The last step is that now copy the whole face-rec folder (with the updated dataset and pair files) and place it as it is in your local server. I used the Apache server (MAMP, XAMPP, LAMP whichever u prefer) and just placed it in the htdocs folder. I would recommend the same for all to avoid hassles (You can contact us in any case, we will do the best to help).
2. Training the new model
We have added a new model to scikit learn for the dataset. This is the face_expressions.py. This will download the face library that we have put to htdocs, resize and get the right frames for training and classification. This file should be placed in:
/Library/Python/2.7/site-packages/sklearn/datasets
This is now usable to train. The file you should run to train and test is the face_rec.py in the python-face-rec-library folder. Once you change the dataset, ready the sklearn and run this you will obtain the following things:
- A PCA model pickle file
- A SVM pickle file
- A model.txt file with the training vectors
- A model_label.txt file with the training labels
- An example classification result
- The Eigenface pictures
The first two are for the evaluatory python server inputs and do not need to be touched. The rest 2 are for the JS. The data in the model.txt should replace the data/pca_data.js file and the model_label.txt should replace the data/pca_labels.js.
Congrats!! You have completed the first phase of training the new model.
The next phase is fairly simple. Just visit the svm_train.html in your server with all the files present. It will train the new pca data and print the new numeric model which you should copy and replace the existing model in data/svm_model.js.
And hence you have trained a new model. Good job!!

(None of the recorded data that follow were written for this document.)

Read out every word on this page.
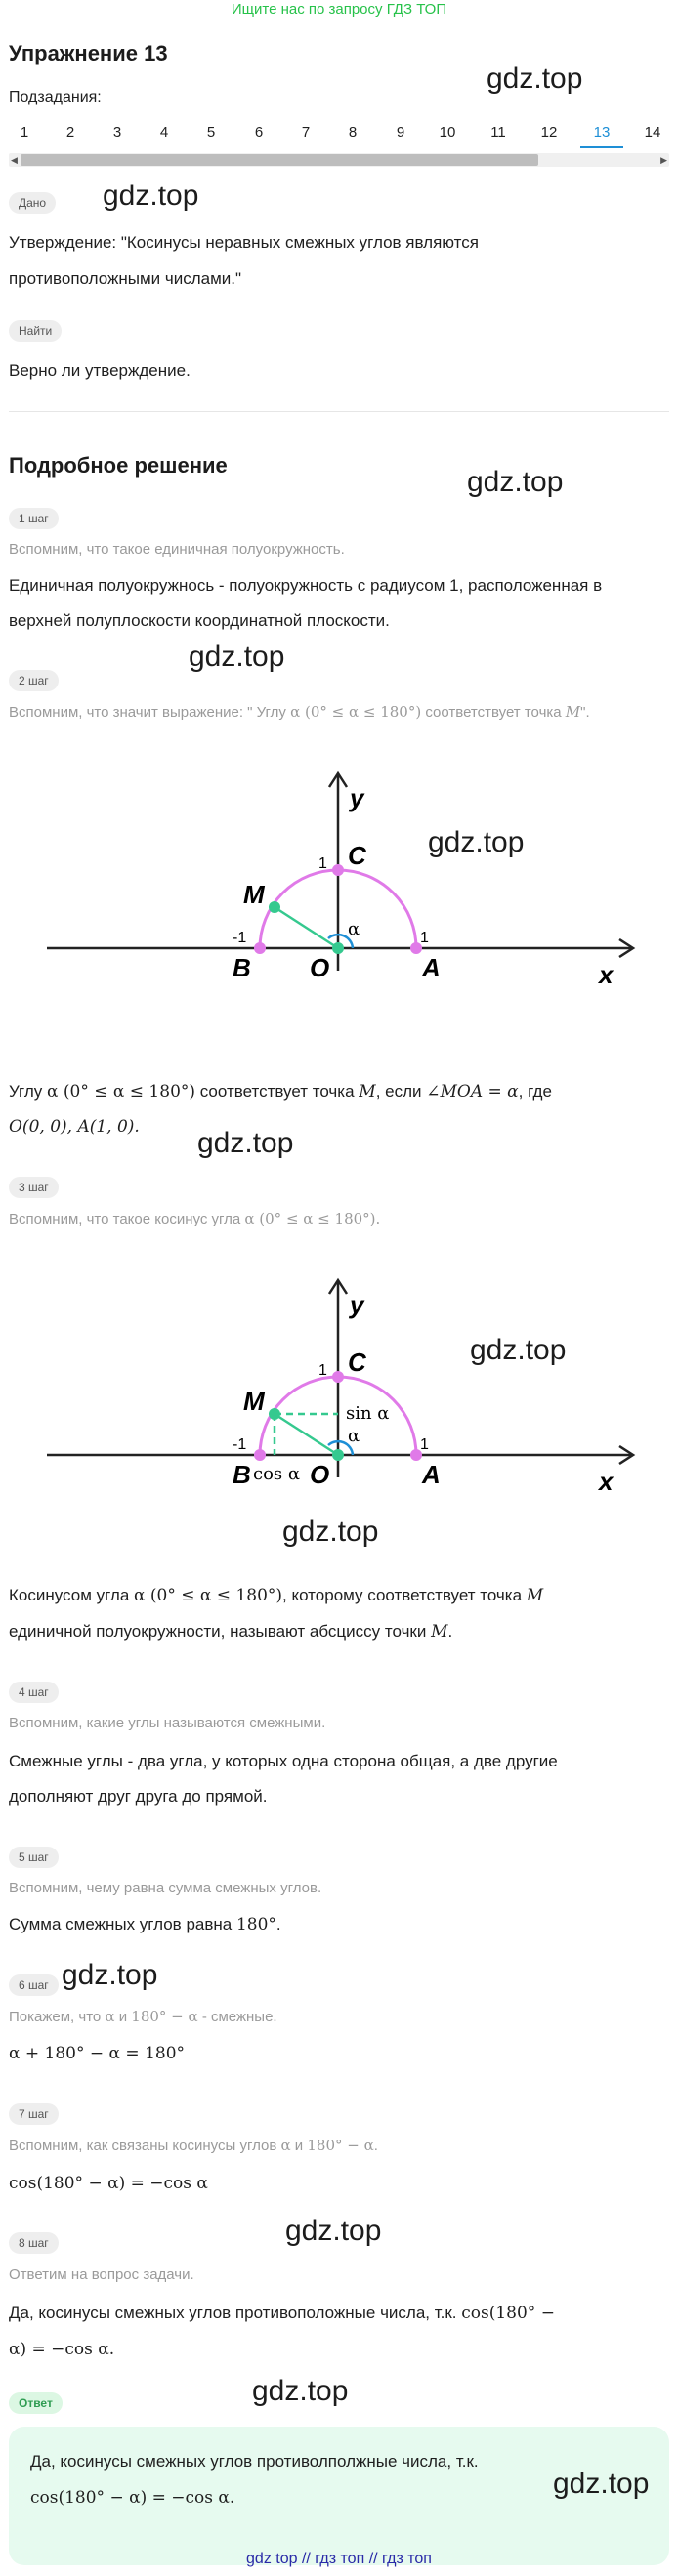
Ищите нас по запросу ГДЗ ТОП
Упражнение 13
gdz.top
Подзадания:
1	2	3	4	5	6	7	8	9	10	11	12	13	14
◀	▶
Дано	gdz.top
Утверждение: "Косинусы неравных смежных углов являются
противоположными числами."
Найти
Верно ли утверждение.
Подробное решение
gdz.top
1 шаг
Вспомним, что такое единичная полуокружность.
Единичная полуокружнось - полуокружность с радиусом 1, расположенная в
верхней полуплоскости координатной плоскости.
2 шаг
gdz.top
Вспомним, что значит выражение: " Углу α (0° ≤ α ≤ 180°) соответствует точка M".
y
x
C
1
M
α
-1	1
B O	A
gdz.top
Углу α (0° ≤ α ≤ 180°) соответствует точка M, если ∠MOA = α, где
O(0, 0), A(1, 0). gdz.top
3 шаг
Вспомним, что такое косинус угла α (0° ≤ α ≤ 180°).
y
x
C
1
M	sin α
α
-1	1
B cos α O	A
gdz.top
gdz.top
Косинусом угла α (0° ≤ α ≤ 180°), которому соответствует точка M
единичной полуокружности, называют абсциссу точки M.
4 шаг
Вспомним, какие углы называются смежными.
Смежные углы - два угла, у которых одна сторона общая, а две другие
дополняют друг друга до прямой.
5 шаг
Вспомним, чему равна сумма смежных углов.
Сумма смежных углов равна 180°.
6 шаг gdz.top
Покажем, что α и 180° − α - смежные.
α + 180° − α = 180°
7 шаг
Вспомним, как связаны косинусы углов α и 180° − α.
cos(180° − α) = −cos α
8 шаг	gdz.top
Ответим на вопрос задачи.
Да, косинусы смежных углов противоположные числа, т.к. cos(180° −
α) = −cos α.
Ответ	gdz.top
Да, косинусы смежных углов противолполжные числа, т.к.
cos(180° − α) = −cos α.	gdz.top
gdz top // гдз топ // гдз топ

3. Evaluating the new model
One can evaluate the model using the python flask server based classification. The code for this is also inherently present. The python server is face_server.py just do:
python face_server.py
and the server should with the newest model loaded.
Experiment with freedom
We are a bunch of open source enthusiasts crazy about AI and vision. This is an ongoing project and the modules that we have made to work are powerful and promising. Hence we would like you to change the code to your needs and weave innovative uses out of it in your own way....no frills.